Toronto— From Monday's Globe and Mail

The G20 summoned a new age of austerity that will see governments cut hundreds of billions of dollars in public spending in an unprecedented moment of co-ordinated belt-tightening.

If they don't balk, the world's wealthy nations will embark on a harsh round of deficit-cutting during the next three years that will see their citizens confront cuts to public services and entitlements such as pensions, or tax hikes. The end result made clear that fears of national-debt crisis roiling financial markets beat out concerns – raised by the United States, India, Brazil, and Argentina – that cutting spending could tilt the global economy back into recession. There was underlying fear that failing to make progress in cleaning up public finances could leave countries unable to respond to another global economic crisis.

The G20 summit, summoned to life two years ago to launch stimulus-spending plans to stave off an economic depression, set targets for debt-laden wealthy nations to halve their deficits in three years and tame growth of their debt loads by 2016. Meeting those goals will be a key test of the group's credibility, though even as Prime Minister Stephen Harper announced the agreed targets, it was clear some members of the G20 did not see them as mandatory.

None face sanctions for missing them, and French President Nicolas Sarkozy said they are goals, and “not a collective order from the G20.”

Mr. Harper insisted each nation's credibility rests on meeting the targets, and that financial markets will punish them if they don't. “I'm confident that all countries that made these commitments will fulfill them – and they will need to fulfill them,” he told reporters.

The G20 didn't really resolve short-term differences over how fast each country should cut, so that quick cutbacks in unison don't cause a double-dip recession. And it didn't produce clear steps on getting emerging nations to set policies to increase spending by their own citizens. China, for example, successfully pressed to have a reference to its pledge to allow its currency to rise be removed from the communiqué.

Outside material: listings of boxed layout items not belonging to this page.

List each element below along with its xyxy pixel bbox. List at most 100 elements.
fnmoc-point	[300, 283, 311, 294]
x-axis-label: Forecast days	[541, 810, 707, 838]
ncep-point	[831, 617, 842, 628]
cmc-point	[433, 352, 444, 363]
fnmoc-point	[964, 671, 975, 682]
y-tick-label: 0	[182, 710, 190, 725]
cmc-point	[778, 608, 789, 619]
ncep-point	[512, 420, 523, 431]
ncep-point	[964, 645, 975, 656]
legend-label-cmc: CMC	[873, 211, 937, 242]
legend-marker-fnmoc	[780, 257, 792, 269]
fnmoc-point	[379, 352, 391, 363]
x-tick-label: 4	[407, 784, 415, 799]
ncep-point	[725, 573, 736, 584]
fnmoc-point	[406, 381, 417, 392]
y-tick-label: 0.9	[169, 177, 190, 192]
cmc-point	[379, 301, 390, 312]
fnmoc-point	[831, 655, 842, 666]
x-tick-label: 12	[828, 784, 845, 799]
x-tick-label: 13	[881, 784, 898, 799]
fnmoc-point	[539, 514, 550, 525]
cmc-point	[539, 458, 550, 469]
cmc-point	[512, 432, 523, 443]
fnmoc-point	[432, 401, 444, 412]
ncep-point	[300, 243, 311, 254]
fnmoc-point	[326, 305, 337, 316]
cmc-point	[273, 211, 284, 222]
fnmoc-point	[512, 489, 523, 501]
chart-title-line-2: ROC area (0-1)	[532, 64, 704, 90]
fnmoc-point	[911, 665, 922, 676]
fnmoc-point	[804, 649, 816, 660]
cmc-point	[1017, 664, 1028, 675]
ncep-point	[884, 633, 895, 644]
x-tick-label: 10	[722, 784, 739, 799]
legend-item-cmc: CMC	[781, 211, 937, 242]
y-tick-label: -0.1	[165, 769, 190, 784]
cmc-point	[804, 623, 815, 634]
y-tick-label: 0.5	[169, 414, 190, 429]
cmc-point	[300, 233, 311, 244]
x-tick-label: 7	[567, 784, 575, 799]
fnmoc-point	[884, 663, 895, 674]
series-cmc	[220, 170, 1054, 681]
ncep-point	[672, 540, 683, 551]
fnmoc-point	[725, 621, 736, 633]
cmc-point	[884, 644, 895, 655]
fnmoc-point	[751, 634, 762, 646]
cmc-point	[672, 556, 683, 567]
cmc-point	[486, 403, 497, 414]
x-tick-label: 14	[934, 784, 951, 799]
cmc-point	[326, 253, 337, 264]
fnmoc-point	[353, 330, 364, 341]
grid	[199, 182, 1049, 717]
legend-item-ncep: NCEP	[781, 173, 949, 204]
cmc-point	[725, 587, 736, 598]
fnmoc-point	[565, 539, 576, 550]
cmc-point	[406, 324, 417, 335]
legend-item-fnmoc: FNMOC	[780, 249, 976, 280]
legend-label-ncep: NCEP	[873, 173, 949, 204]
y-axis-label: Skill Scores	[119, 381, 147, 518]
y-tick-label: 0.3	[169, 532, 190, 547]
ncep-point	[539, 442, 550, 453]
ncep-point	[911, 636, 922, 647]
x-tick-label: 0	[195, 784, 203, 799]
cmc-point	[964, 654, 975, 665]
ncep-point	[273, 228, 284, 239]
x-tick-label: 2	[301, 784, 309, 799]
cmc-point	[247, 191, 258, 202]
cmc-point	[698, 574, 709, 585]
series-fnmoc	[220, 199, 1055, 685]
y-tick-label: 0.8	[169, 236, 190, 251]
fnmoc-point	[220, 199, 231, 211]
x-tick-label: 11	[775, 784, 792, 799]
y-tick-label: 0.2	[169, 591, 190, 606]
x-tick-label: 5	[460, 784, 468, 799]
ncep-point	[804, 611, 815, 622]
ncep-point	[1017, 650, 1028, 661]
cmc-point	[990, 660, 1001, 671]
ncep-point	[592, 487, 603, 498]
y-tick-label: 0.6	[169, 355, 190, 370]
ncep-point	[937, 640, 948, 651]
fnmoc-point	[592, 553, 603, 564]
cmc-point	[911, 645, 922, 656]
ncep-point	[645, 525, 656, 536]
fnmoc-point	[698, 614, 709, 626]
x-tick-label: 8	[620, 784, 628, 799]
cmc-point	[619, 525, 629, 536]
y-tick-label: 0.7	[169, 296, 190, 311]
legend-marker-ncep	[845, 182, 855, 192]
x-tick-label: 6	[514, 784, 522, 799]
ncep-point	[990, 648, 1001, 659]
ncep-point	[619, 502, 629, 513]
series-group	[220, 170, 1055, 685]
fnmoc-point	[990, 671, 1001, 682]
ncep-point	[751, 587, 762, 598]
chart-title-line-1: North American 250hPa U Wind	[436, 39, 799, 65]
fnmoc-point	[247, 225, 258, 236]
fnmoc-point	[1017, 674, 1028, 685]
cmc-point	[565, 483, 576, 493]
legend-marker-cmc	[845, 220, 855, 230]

But for Mr. Harper, the adoption of the targets, pushed by Canada in weeks of preparations for the summit, was a victory – one that enshrined his call for world leaders to calm markets spooked by Greece's near-meltdown with mid-term plans for deficit reduction. The strongest objector, Japan, saddled with debts double its annual economic output, was given a sort of pass, pledging to halve its deficits two years later, in 2015.

The Prime Minister also won, as expected, a victory in his fight against a global bank tax, as the G20 agreed nations would each decide their own policy.